I have the following table
ID VALUE1 VALUE2
1 aaa bbb
1 aaa bbb
Sadly, my table has no primmary keys and I want to create it. But first I need to delete only the first occurrance of duplicated rows. I don't have any unique identifier, the rows are exactly equal.
I know that I can use something like this if I have an unique identifier:
DELETE FROM
table
WHERE
table.id < table.id
But, what is the best approach to this if I don't have a unique identifier?
My table has 500 million lines, about 100k are duplicated.

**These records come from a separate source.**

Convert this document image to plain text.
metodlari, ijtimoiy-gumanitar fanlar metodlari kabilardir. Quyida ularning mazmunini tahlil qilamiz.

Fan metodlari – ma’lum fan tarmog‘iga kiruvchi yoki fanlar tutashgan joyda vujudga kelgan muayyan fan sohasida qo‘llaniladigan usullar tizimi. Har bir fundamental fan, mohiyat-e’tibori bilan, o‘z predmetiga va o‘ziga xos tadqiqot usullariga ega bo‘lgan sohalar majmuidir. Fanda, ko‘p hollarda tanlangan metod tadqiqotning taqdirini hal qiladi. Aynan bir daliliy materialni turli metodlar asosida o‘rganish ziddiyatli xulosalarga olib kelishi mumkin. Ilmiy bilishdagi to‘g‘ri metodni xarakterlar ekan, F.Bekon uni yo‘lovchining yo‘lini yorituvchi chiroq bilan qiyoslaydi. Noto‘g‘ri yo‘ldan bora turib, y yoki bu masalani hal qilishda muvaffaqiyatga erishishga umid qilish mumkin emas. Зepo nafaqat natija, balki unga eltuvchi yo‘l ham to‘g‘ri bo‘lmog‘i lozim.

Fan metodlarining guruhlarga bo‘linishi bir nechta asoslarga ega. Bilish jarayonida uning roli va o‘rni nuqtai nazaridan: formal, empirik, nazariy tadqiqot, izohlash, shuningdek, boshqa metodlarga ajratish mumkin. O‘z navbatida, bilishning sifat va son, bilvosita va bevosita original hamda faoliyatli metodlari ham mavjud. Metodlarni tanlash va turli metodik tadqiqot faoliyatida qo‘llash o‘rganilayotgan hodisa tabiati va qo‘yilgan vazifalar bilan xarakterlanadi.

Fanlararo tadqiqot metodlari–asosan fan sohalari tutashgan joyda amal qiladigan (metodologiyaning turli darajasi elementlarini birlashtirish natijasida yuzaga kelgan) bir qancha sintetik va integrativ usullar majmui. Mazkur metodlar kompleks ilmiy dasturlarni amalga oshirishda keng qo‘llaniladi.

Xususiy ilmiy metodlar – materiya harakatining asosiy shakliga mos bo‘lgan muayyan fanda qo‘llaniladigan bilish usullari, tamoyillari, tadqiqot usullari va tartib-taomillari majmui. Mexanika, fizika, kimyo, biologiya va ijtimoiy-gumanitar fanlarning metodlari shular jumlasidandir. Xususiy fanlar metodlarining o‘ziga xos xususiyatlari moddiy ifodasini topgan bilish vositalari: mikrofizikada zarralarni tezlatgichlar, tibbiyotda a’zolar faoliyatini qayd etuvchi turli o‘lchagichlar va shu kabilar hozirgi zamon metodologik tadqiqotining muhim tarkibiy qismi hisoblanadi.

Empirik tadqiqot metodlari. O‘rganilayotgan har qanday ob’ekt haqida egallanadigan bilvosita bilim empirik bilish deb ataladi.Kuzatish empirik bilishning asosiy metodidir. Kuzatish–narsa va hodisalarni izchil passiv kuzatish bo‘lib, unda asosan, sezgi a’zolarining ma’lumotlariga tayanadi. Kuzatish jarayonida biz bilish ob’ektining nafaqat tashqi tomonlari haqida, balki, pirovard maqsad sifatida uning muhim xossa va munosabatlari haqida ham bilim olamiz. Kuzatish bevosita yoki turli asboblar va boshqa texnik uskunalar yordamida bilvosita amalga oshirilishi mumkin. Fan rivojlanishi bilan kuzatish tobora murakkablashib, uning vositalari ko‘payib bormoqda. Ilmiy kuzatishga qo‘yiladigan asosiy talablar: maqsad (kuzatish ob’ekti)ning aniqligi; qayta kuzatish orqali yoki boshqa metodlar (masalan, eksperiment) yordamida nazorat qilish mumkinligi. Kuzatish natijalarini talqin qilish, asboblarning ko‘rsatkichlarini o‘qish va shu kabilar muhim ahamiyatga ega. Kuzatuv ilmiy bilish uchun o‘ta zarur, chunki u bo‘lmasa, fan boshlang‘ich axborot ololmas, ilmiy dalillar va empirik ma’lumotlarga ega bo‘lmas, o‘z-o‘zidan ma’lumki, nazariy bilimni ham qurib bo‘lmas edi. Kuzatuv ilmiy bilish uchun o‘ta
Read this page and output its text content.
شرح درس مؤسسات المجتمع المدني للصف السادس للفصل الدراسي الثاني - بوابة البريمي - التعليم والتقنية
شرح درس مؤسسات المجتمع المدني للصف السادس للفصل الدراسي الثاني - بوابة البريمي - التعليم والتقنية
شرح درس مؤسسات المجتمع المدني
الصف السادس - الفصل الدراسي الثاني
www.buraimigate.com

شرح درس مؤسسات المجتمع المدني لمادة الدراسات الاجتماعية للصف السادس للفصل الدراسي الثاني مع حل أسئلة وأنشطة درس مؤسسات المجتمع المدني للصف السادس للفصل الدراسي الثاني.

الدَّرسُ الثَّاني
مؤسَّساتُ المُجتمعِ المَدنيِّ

CodePudding user response:
If I understand the question correctly, you can proceed using Row_Number():
with dataset as (select 1 as ID, 'aaa' as VALUE1, 'bbb' as VALUE2
union all select 1, 'aaa', 'bbb'
union all select 2, 'ccc', 'ddd'
union all select 2, 'ccc', 'ddd')
select *, row_number() over (partition by id, value1, value2) from dataset;
This will create the following column row_number:
id | value1 | value2 | row_number
---- -------- -------- ------------
1 | aaa | bbb | 1
1 | aaa | bbb | 2
2 | ccc | ddd | 1
2 | ccc | ddd | 2
and then you can delete * where row_number = 1;